LA única y fundamental razón por la que el PP debería ser el último en pedir que Inés Arrimadas se presente a la investidura es la de que Rajoy eludió su turno en situación similar, con regate incluido al mismísimo jefe del Estado. Pero ese argumento sólo afecta a los marianistas, sin invalidar las razones objetivas por las que podría resultar conveniente que la ganadora de las elecciones catalanas diera ese paso. Que son, en primer lugar, la oportunidad de hacer visible su victoria con un discurso razonable y contundente ante un nacionalismo en guerra civil encubierta y desnortado, y en segundo término la necesidad de tomar la iniciativa del bloqueo y poner en marcha la cuenta atrás del calendario. Existe una tercera razón, más discutible por afectar a la estrategia política de Ciudadanos, y es que podría tratarse de la ocasión propicia para confirmar las buenas expectativas nacionales del partido con un golpe de audacia en el momento adecuado. Aunque acaso ése sea precisamente el motivo por el que Rivera se muestra reticente a arriesgarse al desgaste delegado de su liderazgo.

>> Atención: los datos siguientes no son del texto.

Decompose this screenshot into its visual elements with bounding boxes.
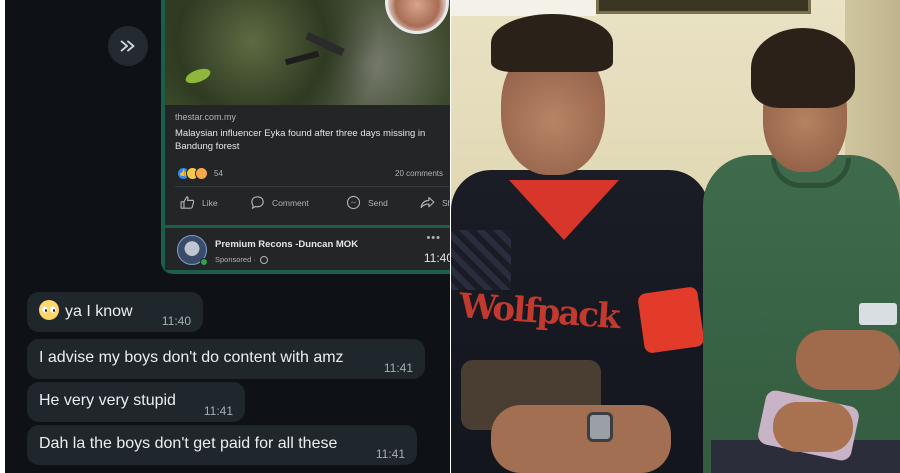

Arrimadas ganaría ese debate aunque perdiese la votación, cuyo resultado negativo está garantizado. Ya ha demostrado que para enfrentarse al soberanismo le sobra coraje, aplomo y desparpajo, y que la Cataluña constitucionalista tiene en ella una representación sobresaliente capaz de defender en las instituciones autonómicas un criterio firme, integrador y sensato. Quizá Rivera prefiere no exponerla a la erosión de un envite innecesario, pero hay veces en que la política requiere gestos de valentía, resoluciones bizarras, atrevimientos gallardos. Ante un bloque independentista cuarteado y a punto de shock se pueden hacer dos cosas: apretarle las tuercas con una alternativa moralmente pujante o dejar que sus propias contradicciones lo empujen al colapso. La segunda opción es la que escogería Rajoy: una especie de marianismo sin Mariano. La primera es la que le gustaría ver a una nación harta del protagonismo separatista y de su pesadísimo bucle de mitos y agravios.
Por un curioso efecto de autoconvencimiento del electorado, fruto de su propio descontento y cansancio, la valoración de Cs crece más por lo que los votantes quieren creer que representa que por lo que tiene acreditado. Ese limbo de virginidad, relativamente descomprometida, le permite hacer de coche escoba que recoge el sufragio del desencanto. Sin embargo, para alcanzar el poder, y sobre todo para merecerlo, no basta siempre con esperar: hay que ganárselo. Apostar por la responsabilidad en momentos críticos sin miedo al fracaso. Por su excesivo conservadurismo, cachazudo o timorato, a Rajoy se le escapan apoyos a puñados; va a llegar un momento en que Rivera tendrá que asumir compromisos arriscados, serios, ásperos. El de Cataluña es de los que pasan factura a quienes se cruzan de brazos.